Based on our results, we propose a model for the range of cellular effects arising from a reduction in endogenous PNPase (Fig. ). Under physiologic growth conditions, PNPase localizes to the mitochondrial IMS as a peripheral membrane protein in a multimeric complex. A PNPase reduction of >65% results in a morphological change in the mitochondrial filamentous network, causing fragmentation and mitochondrial fission. This change is correlated with a loss of Δψ and a functional impairment of OX-PHOS, as observed with the reduction of the matrix-associated mtPAP RNA-processing protein (33
). However, reduced mtPAP decreases the steady-state level of multiple mtRNAs, suggesting that impaired OX-PHOS directly results from reduced expression of essential mtRNAs, which does not appear to be the source for OX-PHOS defects in PNPase-deficient mitochondria.

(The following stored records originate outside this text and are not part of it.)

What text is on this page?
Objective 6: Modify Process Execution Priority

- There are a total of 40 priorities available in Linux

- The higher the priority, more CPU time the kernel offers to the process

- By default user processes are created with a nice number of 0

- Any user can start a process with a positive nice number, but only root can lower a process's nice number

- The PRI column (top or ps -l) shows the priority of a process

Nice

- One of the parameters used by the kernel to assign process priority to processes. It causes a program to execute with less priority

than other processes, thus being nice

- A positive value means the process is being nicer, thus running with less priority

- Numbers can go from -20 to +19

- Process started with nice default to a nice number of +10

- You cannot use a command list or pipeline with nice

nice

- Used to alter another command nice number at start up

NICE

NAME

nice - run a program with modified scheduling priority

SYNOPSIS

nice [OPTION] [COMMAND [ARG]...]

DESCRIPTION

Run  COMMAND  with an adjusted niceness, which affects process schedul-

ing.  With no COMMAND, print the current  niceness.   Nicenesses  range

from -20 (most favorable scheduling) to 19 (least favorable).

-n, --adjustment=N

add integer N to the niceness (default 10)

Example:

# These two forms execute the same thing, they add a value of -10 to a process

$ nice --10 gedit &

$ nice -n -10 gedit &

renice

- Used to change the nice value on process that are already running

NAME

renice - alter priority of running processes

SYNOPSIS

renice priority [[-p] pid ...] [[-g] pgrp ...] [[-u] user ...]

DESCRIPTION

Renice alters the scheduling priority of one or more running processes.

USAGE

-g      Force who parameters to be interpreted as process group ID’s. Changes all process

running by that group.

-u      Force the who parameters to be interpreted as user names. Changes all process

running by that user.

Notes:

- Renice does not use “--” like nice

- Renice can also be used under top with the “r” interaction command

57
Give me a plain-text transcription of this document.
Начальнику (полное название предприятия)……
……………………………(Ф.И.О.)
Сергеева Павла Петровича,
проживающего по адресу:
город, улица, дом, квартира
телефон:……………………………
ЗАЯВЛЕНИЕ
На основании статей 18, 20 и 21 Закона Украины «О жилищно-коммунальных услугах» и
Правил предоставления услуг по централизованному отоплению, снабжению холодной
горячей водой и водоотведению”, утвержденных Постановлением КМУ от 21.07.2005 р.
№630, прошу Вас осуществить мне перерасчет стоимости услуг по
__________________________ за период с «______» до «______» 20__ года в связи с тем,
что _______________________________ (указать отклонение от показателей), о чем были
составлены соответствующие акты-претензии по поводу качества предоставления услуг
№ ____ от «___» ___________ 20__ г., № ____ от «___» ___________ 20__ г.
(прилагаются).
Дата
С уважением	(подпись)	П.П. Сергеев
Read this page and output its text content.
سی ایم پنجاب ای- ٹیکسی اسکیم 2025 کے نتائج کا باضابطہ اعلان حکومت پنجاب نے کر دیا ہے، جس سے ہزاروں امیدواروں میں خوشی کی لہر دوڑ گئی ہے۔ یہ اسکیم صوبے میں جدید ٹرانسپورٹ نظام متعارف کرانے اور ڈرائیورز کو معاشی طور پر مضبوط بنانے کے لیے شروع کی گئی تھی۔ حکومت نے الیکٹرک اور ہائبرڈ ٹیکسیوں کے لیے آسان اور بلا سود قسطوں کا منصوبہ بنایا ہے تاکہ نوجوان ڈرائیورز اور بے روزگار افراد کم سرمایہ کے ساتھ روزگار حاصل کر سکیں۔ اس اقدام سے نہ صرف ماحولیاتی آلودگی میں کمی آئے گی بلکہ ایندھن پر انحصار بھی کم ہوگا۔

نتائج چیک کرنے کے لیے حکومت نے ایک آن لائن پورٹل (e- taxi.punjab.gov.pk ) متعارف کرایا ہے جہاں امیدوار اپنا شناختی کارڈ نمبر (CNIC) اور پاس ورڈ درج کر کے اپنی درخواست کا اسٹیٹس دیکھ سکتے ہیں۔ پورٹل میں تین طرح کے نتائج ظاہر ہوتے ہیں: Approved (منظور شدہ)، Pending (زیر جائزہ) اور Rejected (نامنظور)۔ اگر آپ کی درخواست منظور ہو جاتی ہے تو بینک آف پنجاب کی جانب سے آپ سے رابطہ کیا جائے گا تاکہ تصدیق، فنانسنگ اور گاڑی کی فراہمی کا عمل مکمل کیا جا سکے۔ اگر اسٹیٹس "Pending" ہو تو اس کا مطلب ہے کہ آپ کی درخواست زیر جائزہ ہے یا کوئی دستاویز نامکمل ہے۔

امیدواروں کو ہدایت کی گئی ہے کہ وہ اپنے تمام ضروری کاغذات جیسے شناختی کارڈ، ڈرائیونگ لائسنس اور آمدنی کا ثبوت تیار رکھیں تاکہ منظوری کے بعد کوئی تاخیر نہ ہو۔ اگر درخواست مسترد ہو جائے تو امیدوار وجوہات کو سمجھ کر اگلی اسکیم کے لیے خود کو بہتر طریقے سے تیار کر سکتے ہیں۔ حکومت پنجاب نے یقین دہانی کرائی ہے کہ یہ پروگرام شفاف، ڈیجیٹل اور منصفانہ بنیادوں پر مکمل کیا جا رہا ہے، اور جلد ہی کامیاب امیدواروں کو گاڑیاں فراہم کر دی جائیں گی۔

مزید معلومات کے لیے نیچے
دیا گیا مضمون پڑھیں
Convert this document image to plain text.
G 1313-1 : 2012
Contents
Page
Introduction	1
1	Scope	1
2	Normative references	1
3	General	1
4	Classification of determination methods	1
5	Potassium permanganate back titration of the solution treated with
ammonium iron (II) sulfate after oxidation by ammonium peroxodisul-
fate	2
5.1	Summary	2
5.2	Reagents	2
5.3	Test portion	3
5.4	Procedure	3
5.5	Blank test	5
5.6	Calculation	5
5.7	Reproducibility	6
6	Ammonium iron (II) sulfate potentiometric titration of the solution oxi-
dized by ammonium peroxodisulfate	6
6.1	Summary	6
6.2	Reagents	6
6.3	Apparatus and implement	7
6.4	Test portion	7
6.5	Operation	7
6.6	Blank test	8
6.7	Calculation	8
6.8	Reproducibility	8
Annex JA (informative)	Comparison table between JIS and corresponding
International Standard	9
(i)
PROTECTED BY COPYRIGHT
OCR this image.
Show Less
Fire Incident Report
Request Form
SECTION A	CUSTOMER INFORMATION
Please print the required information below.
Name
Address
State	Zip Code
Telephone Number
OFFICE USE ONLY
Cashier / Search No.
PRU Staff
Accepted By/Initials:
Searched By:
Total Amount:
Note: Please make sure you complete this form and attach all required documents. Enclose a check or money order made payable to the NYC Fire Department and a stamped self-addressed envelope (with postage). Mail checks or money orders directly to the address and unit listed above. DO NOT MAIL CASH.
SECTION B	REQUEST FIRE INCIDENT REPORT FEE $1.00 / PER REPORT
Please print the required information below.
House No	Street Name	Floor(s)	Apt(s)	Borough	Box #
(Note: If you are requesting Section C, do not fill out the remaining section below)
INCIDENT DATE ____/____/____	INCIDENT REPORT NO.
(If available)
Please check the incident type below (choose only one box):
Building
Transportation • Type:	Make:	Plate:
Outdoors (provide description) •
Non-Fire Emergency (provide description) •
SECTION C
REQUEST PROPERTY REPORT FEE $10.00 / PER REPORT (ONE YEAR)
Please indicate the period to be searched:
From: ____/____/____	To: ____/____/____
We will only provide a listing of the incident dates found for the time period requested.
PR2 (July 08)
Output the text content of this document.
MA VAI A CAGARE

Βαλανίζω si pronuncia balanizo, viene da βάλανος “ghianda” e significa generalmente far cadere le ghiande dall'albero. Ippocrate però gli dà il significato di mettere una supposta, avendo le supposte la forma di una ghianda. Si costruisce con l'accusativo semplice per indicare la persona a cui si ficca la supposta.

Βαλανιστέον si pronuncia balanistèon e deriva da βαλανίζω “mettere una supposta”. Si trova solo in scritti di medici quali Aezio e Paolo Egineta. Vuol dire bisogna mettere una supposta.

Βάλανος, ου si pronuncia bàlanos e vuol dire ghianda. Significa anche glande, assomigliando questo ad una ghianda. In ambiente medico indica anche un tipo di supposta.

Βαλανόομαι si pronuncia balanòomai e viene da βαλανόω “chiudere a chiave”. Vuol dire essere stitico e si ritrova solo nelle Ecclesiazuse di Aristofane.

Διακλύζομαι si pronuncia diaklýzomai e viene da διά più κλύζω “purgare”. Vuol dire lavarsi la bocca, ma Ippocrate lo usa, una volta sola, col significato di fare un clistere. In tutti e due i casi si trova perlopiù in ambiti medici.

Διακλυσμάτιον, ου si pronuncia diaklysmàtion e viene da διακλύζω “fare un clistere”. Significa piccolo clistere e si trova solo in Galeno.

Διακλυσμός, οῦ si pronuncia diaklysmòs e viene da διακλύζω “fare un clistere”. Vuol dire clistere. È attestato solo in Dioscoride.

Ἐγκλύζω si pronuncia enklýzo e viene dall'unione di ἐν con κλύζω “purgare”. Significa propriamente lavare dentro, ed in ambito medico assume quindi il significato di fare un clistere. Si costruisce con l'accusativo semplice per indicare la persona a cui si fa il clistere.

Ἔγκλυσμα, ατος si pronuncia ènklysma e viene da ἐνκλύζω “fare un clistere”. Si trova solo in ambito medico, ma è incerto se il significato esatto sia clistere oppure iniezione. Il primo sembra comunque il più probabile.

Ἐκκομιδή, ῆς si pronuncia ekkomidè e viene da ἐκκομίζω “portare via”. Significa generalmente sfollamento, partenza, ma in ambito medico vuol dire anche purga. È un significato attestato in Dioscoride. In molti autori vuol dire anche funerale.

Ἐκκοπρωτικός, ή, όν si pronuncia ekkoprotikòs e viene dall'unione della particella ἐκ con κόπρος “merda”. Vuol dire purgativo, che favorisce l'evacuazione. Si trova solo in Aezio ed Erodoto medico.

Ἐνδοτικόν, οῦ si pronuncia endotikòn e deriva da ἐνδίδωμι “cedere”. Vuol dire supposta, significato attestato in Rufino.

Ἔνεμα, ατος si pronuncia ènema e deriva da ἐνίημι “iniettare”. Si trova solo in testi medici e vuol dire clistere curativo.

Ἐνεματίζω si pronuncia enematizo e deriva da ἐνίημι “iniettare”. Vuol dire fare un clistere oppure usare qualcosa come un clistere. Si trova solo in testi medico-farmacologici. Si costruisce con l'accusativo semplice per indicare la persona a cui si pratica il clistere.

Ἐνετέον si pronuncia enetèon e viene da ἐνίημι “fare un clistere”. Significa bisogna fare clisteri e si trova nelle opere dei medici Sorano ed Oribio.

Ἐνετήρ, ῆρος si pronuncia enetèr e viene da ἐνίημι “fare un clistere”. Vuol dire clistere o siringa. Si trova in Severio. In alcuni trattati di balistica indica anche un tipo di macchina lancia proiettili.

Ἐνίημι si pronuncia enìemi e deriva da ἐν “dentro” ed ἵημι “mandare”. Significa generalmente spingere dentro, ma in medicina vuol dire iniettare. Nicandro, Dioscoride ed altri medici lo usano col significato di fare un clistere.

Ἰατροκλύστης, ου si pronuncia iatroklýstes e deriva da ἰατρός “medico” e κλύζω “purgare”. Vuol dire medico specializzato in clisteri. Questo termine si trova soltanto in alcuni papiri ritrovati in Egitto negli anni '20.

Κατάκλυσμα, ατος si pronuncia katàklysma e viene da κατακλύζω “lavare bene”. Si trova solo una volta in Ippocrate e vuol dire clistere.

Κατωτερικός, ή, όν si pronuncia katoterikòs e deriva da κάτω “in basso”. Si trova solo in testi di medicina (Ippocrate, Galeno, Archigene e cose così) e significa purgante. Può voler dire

Interestingly, an OX-PHOS impairment is likewise reported for the knockdown of AIF, a 57-kDa redox flavoprotein that also localizes as a peripheral IM protein in the IMS and might be expected, unlike PNPase, to affect respiration (43
). AIF is homologous to bacterial oxidoreductases, and knockout and RNAi knockdown reveal a dysfunction in complex I of the electron transport chain, resulting in elevated lactate and decreased ATP levels (48
). These metabolism endpoints are similar to the current findings for PNPase-deficient cells. However, PNPase deficiency does not alter the level of multiple mtRNAs, unlike mtPAP, nor does it appear to cause a defect in a specific respiratory chain complex, unlike AIF.
Mitochondrial dysfunction resulting from PNPase deficiency led to secondary effects including reduced ATP production. In addition to reduced ATP production from defective OX-PHOS, a complementary mechanism for further reducing ATP might include increased ATP catabolism as an adaptive response, through the ATP synthase acting as an ATP hydrolase, which would help stabilize Δψ and inhibit the onset of apoptosis (2
). Reduced cell energy charge, in turn, would enhance the phosphorylation of AMPK, which could slow cell growth through a potential link to p53-mediated inhibition of the cyclin E cell cycle checkpoint protein (21
). However, PNPase regulation of this cell growth pathway, of an alternative TOR-TSC2 growth pathway (19
), or of as-yet-undefined growth pathways is likely secondary to its primary role in mitochondrial homeostasis from its location within the IMS. Because of the complications imparted by delayed kinetics of PNPase knockdown, the generation of PNPase knockout cells will be critical for helping to determine the intricacies by which PNPase maintains mitochondrial integrity and respiratory function.